Attenzione, non c'è nulla di male in sé, ma se la visibilità di cui gode gente come Tumor ma anche Dirty Beaches, the Caretaker e altri che fanno simili operazioni finisce per sdoganare l'idea che il "saper suonare classico" sia più un male che un bene, beh, alla fine fa dei danni.
Tumor, come dice vuvu, si muove in modo lo-fi-concettuale-dark-underground su musiche quintessenzialmente mainstream o quasi.

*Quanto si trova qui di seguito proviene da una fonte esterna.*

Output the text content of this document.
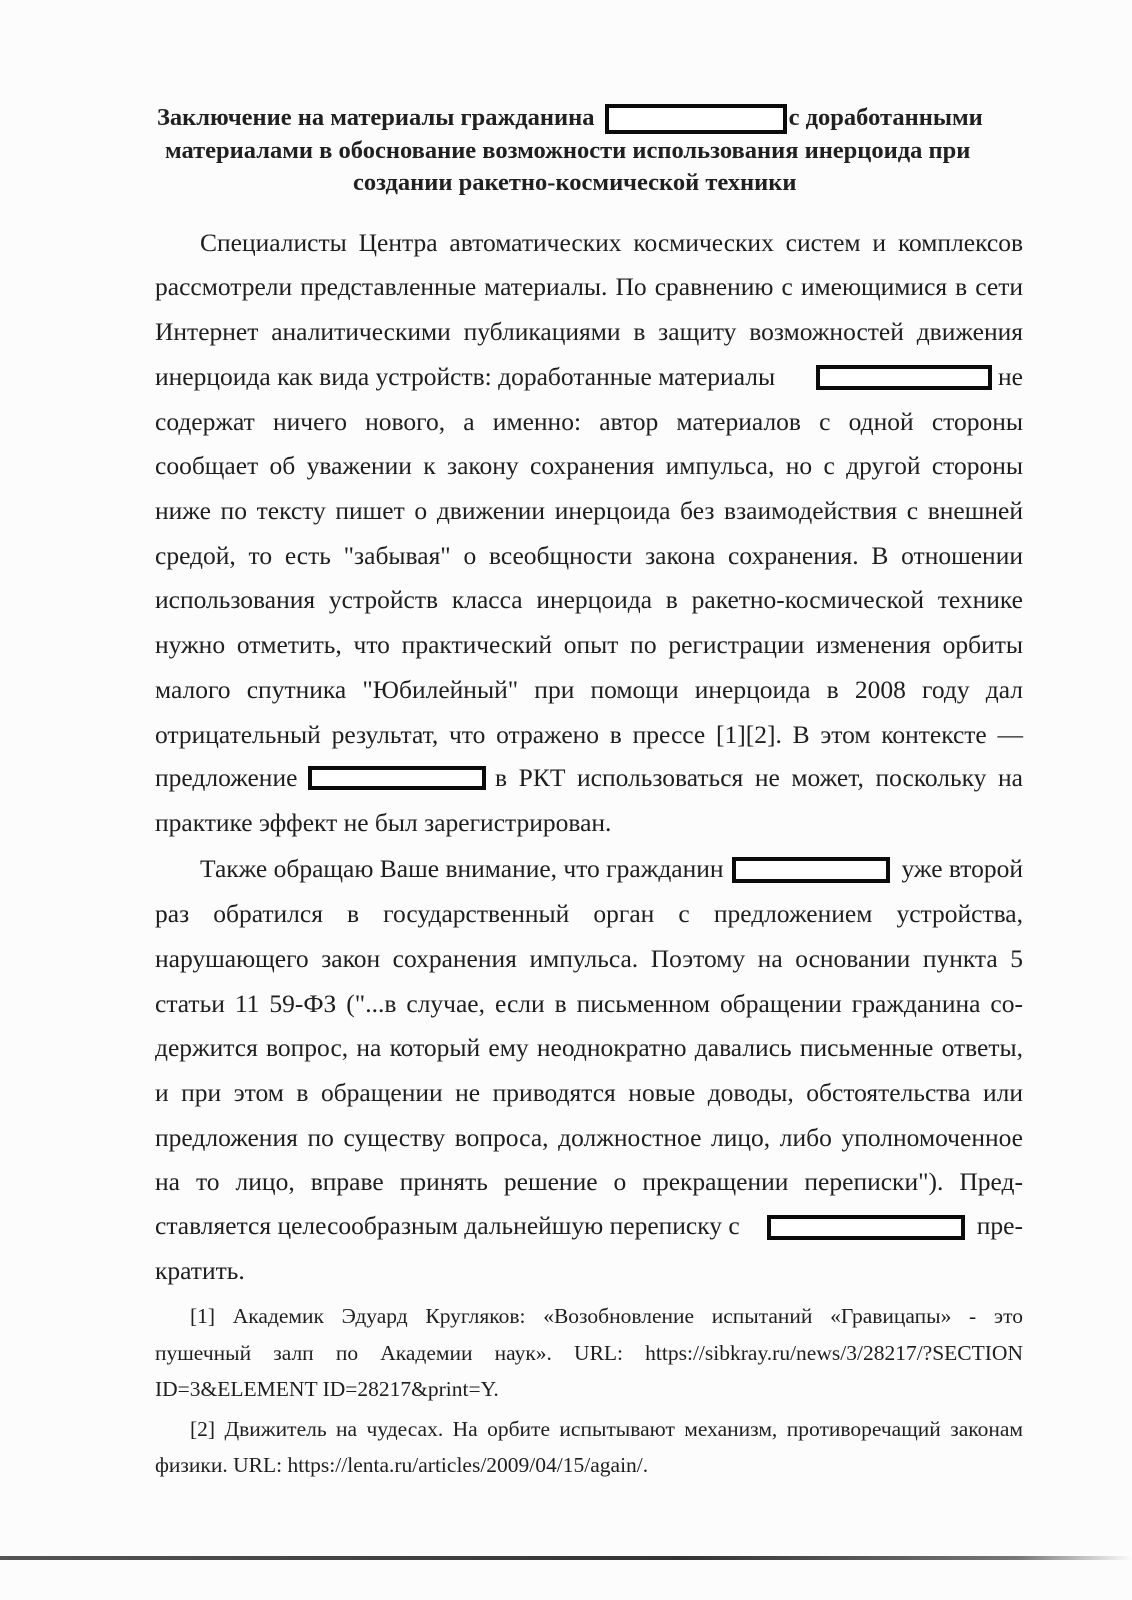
Заключение на материалы гражданина	с доработанными
материалами в обоснование возможности использования инерцоида при
создании ракетно-космической техники
Специалисты Центра автоматических космических систем и комплексов
рассмотрели представленные материалы. По сравнению с имеющимися в сети
Интернет аналитическими публикациями в защиту возможностей движения
инерцоида как вида устройств: доработанные материалы	не
содержат ничего нового, а именно: автор материалов с одной стороны
сообщает об уважении к закону сохранения импульса, но с другой стороны
ниже по тексту пишет о движении инерцоида без взаимодействия с внешней
средой, то есть "забывая" о всеобщности закона сохранения. В отношении
использования устройств класса инерцоида в ракетно-космической технике
нужно отметить, что практический опыт по регистрации изменения орбиты
малого спутника "Юбилейный" при помощи инерцоида в 2008 году дал
отрицательный результат, что отражено в прессе [1][2]. В этом контексте —
предложение	в РКТ использоваться не может, поскольку на
практике эффект не был зарегистрирован.
Также обращаю Ваше внимание, что гражданин	уже второй
раз обратился в государственный орган с предложением устройства,
нарушающего закон сохранения импульса. Поэтому на основании пункта 5
статьи 11 59-ФЗ ("...в случае, если в письменном обращении гражданина со-
держится вопрос, на который ему неоднократно давались письменные ответы,
и при этом в обращении не приводятся новые доводы, обстоятельства или
предложения по существу вопроса, должностное лицо, либо уполномоченное
на то лицо, вправе принять решение о прекращении переписки"). Пред-
ставляется целесообразным дальнейшую переписку с	пре-
кратить.
[1] Академик Эдуард Кругляков: «Возобновление испытаний «Гравицапы» - это
пушечный залп по Академии наук». URL: https://sibkray.ru/news/3/28217/?SECTION
ID=3&ELEMENT ID=28217&print=Y.
[2] Движитель на чудесах. На орбите испытывают механизм, противоречащий законам
физики. URL: https://lenta.ru/articles/2009/04/15/again/.
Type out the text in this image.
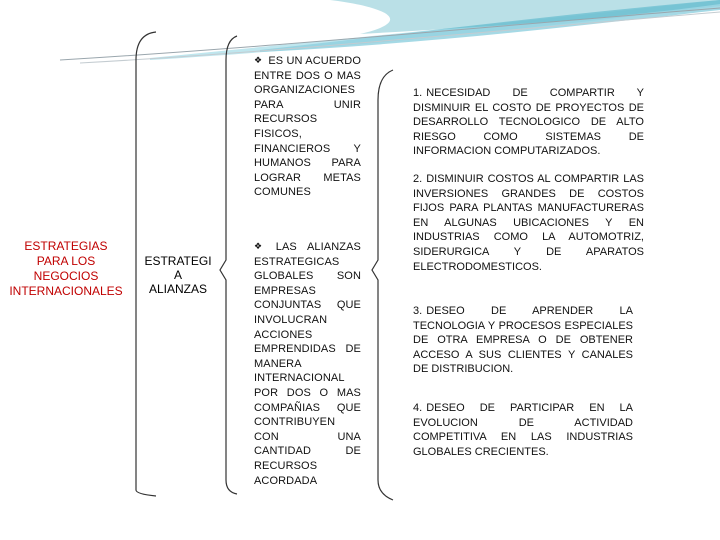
ESTRATEGIAS
PARA LOS
NEGOCIOS
INTERNACIONALES
ESTRATEGI
A
ALIANZAS
❖ ES UN ACUERDO ENTRE DOS O MAS ORGANIZACIONES PARA UNIR RECURSOS FISICOS, FINANCIEROS Y HUMANOS PARA LOGRAR METAS COMUNES
❖ LAS ALIANZAS ESTRATEGICAS GLOBALES SON EMPRESAS CONJUNTAS QUE INVOLUCRAN ACCIONES EMPRENDIDAS DE MANERA INTERNACIONAL POR DOS O MAS COMPAÑIAS QUE CONTRIBUYEN CON UNA CANTIDAD DE RECURSOS ACORDADA
1. NECESIDAD DE COMPARTIR Y DISMINUIR EL COSTO DE PROYECTOS DE DESARROLLO TECNOLOGICO DE ALTO RIESGO COMO SISTEMAS DE INFORMACION COMPUTARIZADOS.
2. DISMINUIR COSTOS AL COMPARTIR LAS INVERSIONES GRANDES DE COSTOS FIJOS PARA PLANTAS MANUFACTURERAS EN ALGUNAS UBICACIONES Y EN INDUSTRIAS COMO LA AUTOMOTRIZ, SIDERURGICA Y DE APARATOS ELECTRODOMESTICOS.
3. DESEO DE APRENDER LA TECNOLOGIA Y PROCESOS ESPECIALES DE OTRA EMPRESA O DE OBTENER ACCESO A SUS CLIENTES Y CANALES DE DISTRIBUCION.
4. DESEO DE PARTICIPAR EN LA EVOLUCION DE ACTIVIDAD COMPETITIVA EN LAS INDUSTRIAS GLOBALES CRECIENTES.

Nel suo caso r'n'b-soul, acid-jazz in senso molto lato, wonky, derive hip-hop e i suoni che innervano bene o male l'immaginario del nostro presente, rigurgitati in questa marcissima visione lo-fi, genericamente underground. Ora, qualcosa di molto simile l'avevano già fatto gli Hype Williams alcuni anni fa. James Ferraro faceva operazioni simili coi Lamborghini Crystal agli albori dell'era ipnagogica, ma lo faceva impestando pop-mainstream bieco anni '80 con una naivetee spudorata (in un certo senso era più punk e meno furbescamente ambiguo di Tumor), mentre Ariel Pink sottoponeva al medesimo trattamento (deforme, sporco, irrisolto, male editato...) il pop da fm americano anni '70 e '80, solo che Ariel si è rivelato anche un OTTIMO autore di canzoni, quando è uscito dalla bassa fedeltà.
In sostanza, a Ferraro riconosco un'indole punk e concettuale autentica, ad Ariel Pink riconosco il talento musicale e compositivo vero, agli Hype Williams riconosco la primogenitura della formula di Tumor, quindi l'originalità.
In questo senso Tumor mi sembra un po' paraculo, e l'uscita su Pan (etichetta che a mio avviso sta ottenendo riscontri inversamente proporzionali alla qualità del suo catalogo, che anni fa era ottimo) è un altro indizio a sostegno della mia tesi.
Se poi andiamo a guardare al sound di Tumor, sarà che io ascolto da anni artisti giapponesi che col wonky hanno poco a che vedere ma invece ne hanno molto con la decostruzioni delle grammatiche soul-jazz e il suono e l'immaginario patinato alla Radio Montecarlo. Gente come Naruyoshi Kikuchi, Yosio Ootani, certe cose degli Gnu, i canadesi Skylark Quartet (prodotti da un giapponese) lavorano a un'esplorazione decostruttiva delle "profondità" della musica patinata (in un certo senso lo fanno anche i ben più noti americani Badbadnotgood). Lo fanno da anni e lo fanno con capacità musicali e strumentali da jazzisti veri. Nel disco di Tumor per esempio c'è una intro che secondo me potrebbe avere un bello sviluppo musicale - diciamo in senso fusion-jazz -, ma Tumor sceglie di farla morire lì, dopo un minuto e mezzo. Lo fa perchè i suoi intenti sono depistanti e concettuali o lo fa perchè non sarebbe di grado di svilupparla in altra maniera?
Ai posteri l'ardua sentenza, ma in questo caso io propendo per fazione gozeriana, cioè che non è capace di fare altro e utilizza il depistaggio concettuale come "scusa" per ammantare la sua musica di una profondità solo virtuale.